"This is a most extraordinary thing to find in the heart o' Australia," he said. "It's a tunnel driven through an enormous gold lode, an' it's vera evident that the men who made it knew almost nothing about mining, for the ore hasn't been stripped either to the hanging wall or foot wall. It's just as if a blind gap had been dug into the country where it was softest."

"I see a nugget shining in the roof," whispered Jack, pointing to a yellow splatch showing overhead.

"Ay, my lad, an' I can see several more," said Mackay, surveying the exposed stratum in bewilderment. "It is a wonderful mine, without a doubt, but what on earth the natives do with it is more than I can imagine."

He moved onwards once more, and then he halted suddenly, and held the candle aloft. The passage had come to an end; before him stood the huge stone panel which had first barred their entrance; at his feet gaped a deep, pit-like cavity.

"Come close up here, Bob," he said quietly. "Come an' have a look at this arrangement o' things; primitive but effective, eh?"

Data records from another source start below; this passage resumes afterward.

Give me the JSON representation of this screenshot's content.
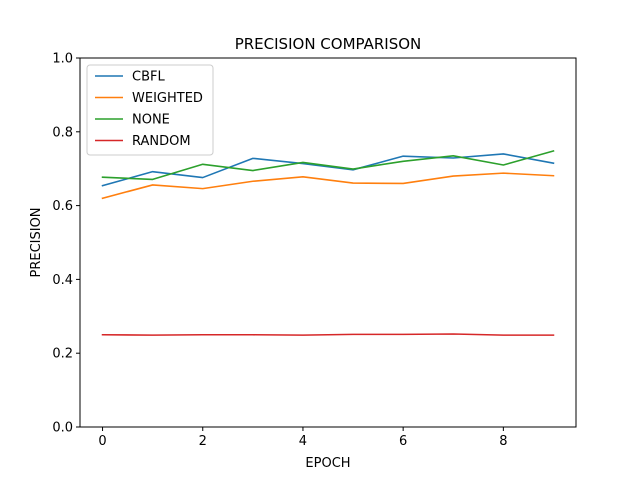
{
  "chart_data": {
    "type": "line",
    "title": "PRECISION COMPARISON",
    "xlabel": "EPOCH",
    "ylabel": "PRECISION",
    "x": [
      0,
      1,
      2,
      3,
      4,
      5,
      6,
      7,
      8,
      9
    ],
    "xlim": [
      -0.45,
      9.45
    ],
    "ylim": [
      0.0,
      1.0
    ],
    "xticks": [
      0,
      2,
      4,
      6,
      8
    ],
    "yticks": [
      0.0,
      0.2,
      0.4,
      0.6,
      0.8,
      1.0
    ],
    "ytick_labels": [
      "0.0",
      "0.2",
      "0.4",
      "0.6",
      "0.8",
      "1.0"
    ],
    "grid": false,
    "legend_position": "top-left",
    "series": [
      {
        "name": "CBFL",
        "color": "#1f77b4",
        "values": [
          0.654,
          0.692,
          0.676,
          0.728,
          0.714,
          0.697,
          0.734,
          0.729,
          0.74,
          0.715
        ]
      },
      {
        "name": "WEIGHTED",
        "color": "#ff7f0e",
        "values": [
          0.62,
          0.656,
          0.646,
          0.666,
          0.678,
          0.661,
          0.66,
          0.68,
          0.688,
          0.681
        ]
      },
      {
        "name": "NONE",
        "color": "#2ca02c",
        "values": [
          0.677,
          0.671,
          0.712,
          0.695,
          0.717,
          0.699,
          0.72,
          0.735,
          0.71,
          0.748
        ]
      },
      {
        "name": "RANDOM",
        "color": "#d62728",
        "values": [
          0.25,
          0.249,
          0.25,
          0.25,
          0.249,
          0.251,
          0.251,
          0.252,
          0.249,
          0.249
        ]
      }
    ]
  }
}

Bob gazed at the sight before him in absolute wonderment. The great stone which marked the end of the chamber stood upright on an egg-shaped base; it appeared to be formed like a rude and bluff wedge, the wider extremity protruding outwards, where, as had been seen, it flanged neatly on to the main rock from which it had sprung. But it was not its shape that surprised Bob: a massive bar of some gleaming metal was welded into it fully halfway up its height, and from this U-shaped bar a rope of extraordinary girth stretched taut into the depths of the pit, where it could be seen attached to a ponderous mass of diorite rock, which hung from it like the weight of a giant clock.

"It must take more than one man to open that door," murmured Jack.

"They probably always come in force when they use this passage," mused Bob; "and see, I suppose that arrangement is for keeping the stone bent over when they are out?"

He pointed to a short and stout log lying near, which had apparently been used for preventing a quick rush back of the weighted panel when the warriors had gone out on the night of the conflict. Mackay stepped gingerly across the intervening shaft, and shone his light into its unsavoury depths as he did so.